Suite Life SoCal spoke with Dr. David M. Carlisle, President and CEO of Charles R. Drew University of Medicine and Science. As president of the venerated Historically Black Graduate Institution in South Los Angeles, Dr. Carlisle has spoken out multiple times about the importance of the vaccine for communities of color while acknowledging the history behind the Black community's distrust.

“I would encourage patients and individuals to go to providers that they trust and empathize with, and just ask them, is this vaccine going to hurt me or harm me?”

When addressing the skepticism that many Black people have towards the healthcare industry, Dr. Carlisle says, "The vast majority of people in the health care system have nothing but their patients' best interests at heart, and can be trusted. The health care system exists to benefit people. And so when you have a good relationship with a provider, you want to utilize that relationship to get the best care possible. So I usually speak to the fact that health care providers are empathetic, they're sympathetic, they're supportive, and they typically have the patient's best outcomes in mind."

Dr. Carlisle also spoke on the need for people to get the vaccine as soon as it is available, despite concerns that the first vaccine available could be flawed. He emphasized that once a vaccine has reached the point of distribution, it is typically safe.

"Lots of people don't want to be early adopters of anything, especially something that has the potential, hypothetically speaking, to not be a benefit to them. But I think the reality here is that when we have a vaccine that's out of the clinical trial phase, that's actually being distributed, it's being distributed because it's proven to be both safe and efficacious."

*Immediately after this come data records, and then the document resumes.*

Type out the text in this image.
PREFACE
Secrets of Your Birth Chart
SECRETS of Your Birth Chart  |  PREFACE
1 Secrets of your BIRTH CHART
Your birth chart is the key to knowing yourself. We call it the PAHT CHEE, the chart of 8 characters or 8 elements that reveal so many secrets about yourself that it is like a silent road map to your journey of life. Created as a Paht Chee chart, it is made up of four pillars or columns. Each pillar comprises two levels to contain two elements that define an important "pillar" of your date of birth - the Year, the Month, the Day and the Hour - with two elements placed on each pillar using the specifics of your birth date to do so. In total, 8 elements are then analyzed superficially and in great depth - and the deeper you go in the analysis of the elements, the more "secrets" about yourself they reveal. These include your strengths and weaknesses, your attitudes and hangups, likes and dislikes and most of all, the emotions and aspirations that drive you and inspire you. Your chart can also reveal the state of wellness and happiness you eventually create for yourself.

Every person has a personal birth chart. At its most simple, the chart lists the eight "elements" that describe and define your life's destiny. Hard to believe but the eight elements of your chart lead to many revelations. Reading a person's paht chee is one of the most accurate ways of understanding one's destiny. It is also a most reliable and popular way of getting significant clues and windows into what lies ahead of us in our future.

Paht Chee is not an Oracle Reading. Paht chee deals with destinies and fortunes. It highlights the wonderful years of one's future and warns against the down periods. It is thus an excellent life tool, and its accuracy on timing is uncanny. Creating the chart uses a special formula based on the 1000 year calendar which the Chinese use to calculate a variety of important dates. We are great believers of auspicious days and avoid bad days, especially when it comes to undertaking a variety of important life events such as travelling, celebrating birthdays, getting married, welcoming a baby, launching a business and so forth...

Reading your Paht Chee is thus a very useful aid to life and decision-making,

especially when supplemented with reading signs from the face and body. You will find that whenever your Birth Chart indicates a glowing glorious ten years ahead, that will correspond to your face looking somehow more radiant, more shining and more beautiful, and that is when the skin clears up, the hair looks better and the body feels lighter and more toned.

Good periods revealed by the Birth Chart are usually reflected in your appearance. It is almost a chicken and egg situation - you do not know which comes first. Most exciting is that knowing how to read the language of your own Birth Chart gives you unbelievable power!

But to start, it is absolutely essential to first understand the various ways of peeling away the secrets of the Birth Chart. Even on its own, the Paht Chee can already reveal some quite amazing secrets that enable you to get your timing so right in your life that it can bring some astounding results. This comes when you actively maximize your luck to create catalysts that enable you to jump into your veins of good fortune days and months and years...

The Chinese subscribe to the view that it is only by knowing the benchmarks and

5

"We have to remember that African American communities are particularly vulnerable to the effects of COVID-19. And apart from public health measures, the only advance that we can make to reduce the likelihood somebody can acquire COVID-19 and have a bad outcome will be the vaccine. That will be the next significant step for preventing COVID-19. So literally, people's lives are on the line. And the more people who actually take the vaccine early on, the fewer people will acquire COVID-19. And for a community that's experiencing a disproportionate share of a burden of disease, this is an important consideration."

The main advice Dr. Carlisle has for people who are hesitant about the vaccine: talk to your provider.

"I would encourage patients and individuals to go to providers that they trust and empathize with, and just ask them, is this vaccine going to hurt me or harm me? And I'm sure the answer is going to be overwhelmingly [that] the vaccine for COVID-19 is going to benefit you. And we urge you to receive it. Given the potentially fatal nature of COVID-19, we urge nobody to hesitate to receive the vaccine as soon it's available. You don't want to end up on the wrong side of that equation."